Characterized as utilitarian city bikes, Flying Pigeons are not for climbing hills or getting somewhere fast. Their top speed is about 12 mph, and reaching that speed from a standing stop requires heavy pedal-pushing.
The brothers say there are now about 250 Flying Pigeons on Los Angeles streets. Several hundred others have been sold to riders elsewhere.
“We’re down to our last 300 Flying Pigeons,” said Josef. “Next time, we’ll only order 250 or 300 at a time from the factory.”
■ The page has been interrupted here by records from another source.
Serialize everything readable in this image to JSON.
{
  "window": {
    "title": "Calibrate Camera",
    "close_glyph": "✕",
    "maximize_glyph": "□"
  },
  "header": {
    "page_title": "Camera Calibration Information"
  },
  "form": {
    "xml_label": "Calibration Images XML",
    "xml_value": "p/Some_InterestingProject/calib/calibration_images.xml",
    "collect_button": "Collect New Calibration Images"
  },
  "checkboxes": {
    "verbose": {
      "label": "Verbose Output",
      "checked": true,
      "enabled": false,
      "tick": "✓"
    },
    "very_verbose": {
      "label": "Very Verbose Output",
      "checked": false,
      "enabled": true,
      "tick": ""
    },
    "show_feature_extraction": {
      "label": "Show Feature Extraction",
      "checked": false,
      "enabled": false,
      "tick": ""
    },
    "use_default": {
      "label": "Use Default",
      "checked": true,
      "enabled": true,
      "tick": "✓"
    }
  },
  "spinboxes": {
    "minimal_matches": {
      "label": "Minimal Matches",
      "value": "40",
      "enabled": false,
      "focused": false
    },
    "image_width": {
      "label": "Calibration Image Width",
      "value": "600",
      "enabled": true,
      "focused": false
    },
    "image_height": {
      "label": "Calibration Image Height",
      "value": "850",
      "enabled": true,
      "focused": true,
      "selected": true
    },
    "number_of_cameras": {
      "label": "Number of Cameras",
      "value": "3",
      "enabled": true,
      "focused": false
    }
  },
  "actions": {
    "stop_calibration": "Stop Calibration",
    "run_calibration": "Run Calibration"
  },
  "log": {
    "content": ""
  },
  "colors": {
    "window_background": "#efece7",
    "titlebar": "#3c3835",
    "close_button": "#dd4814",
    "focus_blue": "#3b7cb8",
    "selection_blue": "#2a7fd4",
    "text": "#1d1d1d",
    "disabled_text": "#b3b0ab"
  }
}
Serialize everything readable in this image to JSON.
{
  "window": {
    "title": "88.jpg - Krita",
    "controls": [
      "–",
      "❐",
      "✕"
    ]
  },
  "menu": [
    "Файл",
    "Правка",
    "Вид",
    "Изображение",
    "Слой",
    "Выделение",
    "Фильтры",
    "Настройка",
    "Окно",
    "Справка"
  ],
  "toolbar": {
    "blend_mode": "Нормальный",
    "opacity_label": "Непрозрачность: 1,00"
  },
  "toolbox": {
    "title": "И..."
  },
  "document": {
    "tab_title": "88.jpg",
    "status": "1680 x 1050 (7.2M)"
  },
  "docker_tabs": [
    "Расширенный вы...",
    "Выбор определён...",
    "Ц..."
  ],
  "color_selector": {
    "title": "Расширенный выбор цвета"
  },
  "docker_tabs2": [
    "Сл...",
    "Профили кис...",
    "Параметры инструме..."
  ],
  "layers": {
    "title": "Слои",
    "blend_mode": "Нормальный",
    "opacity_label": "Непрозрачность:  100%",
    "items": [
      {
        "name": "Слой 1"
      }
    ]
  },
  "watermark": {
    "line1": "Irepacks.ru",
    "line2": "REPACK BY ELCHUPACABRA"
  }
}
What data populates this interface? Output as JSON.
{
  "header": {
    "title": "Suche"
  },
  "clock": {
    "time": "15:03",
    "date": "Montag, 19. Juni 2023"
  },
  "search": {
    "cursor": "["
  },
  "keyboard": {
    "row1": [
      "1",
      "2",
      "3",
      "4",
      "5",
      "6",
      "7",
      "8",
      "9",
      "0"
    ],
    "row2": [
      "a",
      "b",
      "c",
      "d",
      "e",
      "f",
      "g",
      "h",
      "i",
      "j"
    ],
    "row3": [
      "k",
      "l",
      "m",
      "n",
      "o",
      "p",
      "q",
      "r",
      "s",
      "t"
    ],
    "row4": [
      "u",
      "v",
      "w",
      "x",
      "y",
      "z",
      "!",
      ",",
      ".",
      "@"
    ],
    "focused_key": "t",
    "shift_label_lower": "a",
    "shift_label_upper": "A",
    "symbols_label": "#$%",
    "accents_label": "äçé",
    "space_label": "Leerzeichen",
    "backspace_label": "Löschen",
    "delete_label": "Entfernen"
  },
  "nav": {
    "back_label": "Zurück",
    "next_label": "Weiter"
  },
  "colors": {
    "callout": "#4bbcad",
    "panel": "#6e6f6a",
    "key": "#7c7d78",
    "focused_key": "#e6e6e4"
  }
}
Flying Pigeon was the only brand the pair initially sold; they now stock 10 other brands of European-style city bikes and larger two-wheel cargo carriers. There’s a “small but growing demand” for them, they say.
The Flying Pigeon draws double takes from Chinese immigrants when Adam rides his in the San Gabriel Valley and in Chinatown.
“Elderly Chinese will say, ‘We certainly haven’t seen one of these in a while,’” said Adam, 38, an Alhambra resident whose day job is selling residential real estate. “They look at it as a blast from the past.”
Though the duo says Flying Pigeons are designed for daily use, one of their first customers displays his in his living room.
“I’ve probably only put two miles on it,” said Martin Mitchell, a Streetsboro, Ohio, business process analyst who bought his bike in 2008. “I bought the Flying Pigeon as an object of art. At Christmas I roll it over by the Christmas tree and put a large red bow on it.”
Josef, who is 33 and lives in Lincoln Heights, runs the shop on a day-to-day basis. He sells the Flying Pigeon for $399 fully assembled and online for $199 unassembled.
He’ll probably be pedaling a Flying Pigeon on Sunday when he and his brother lead a monthly “dim sum run” to a Chinese restaurant in Alhambra. That ride begins at 10 a.m. at the bike shop at 3404 N. Figueroa St.
“We’ll be taking the Metro Gold Line train to Pasadena and then taking a new bike path to Alhambra,” he said.
“We won’t be breaking a sweat. It’s downhill.”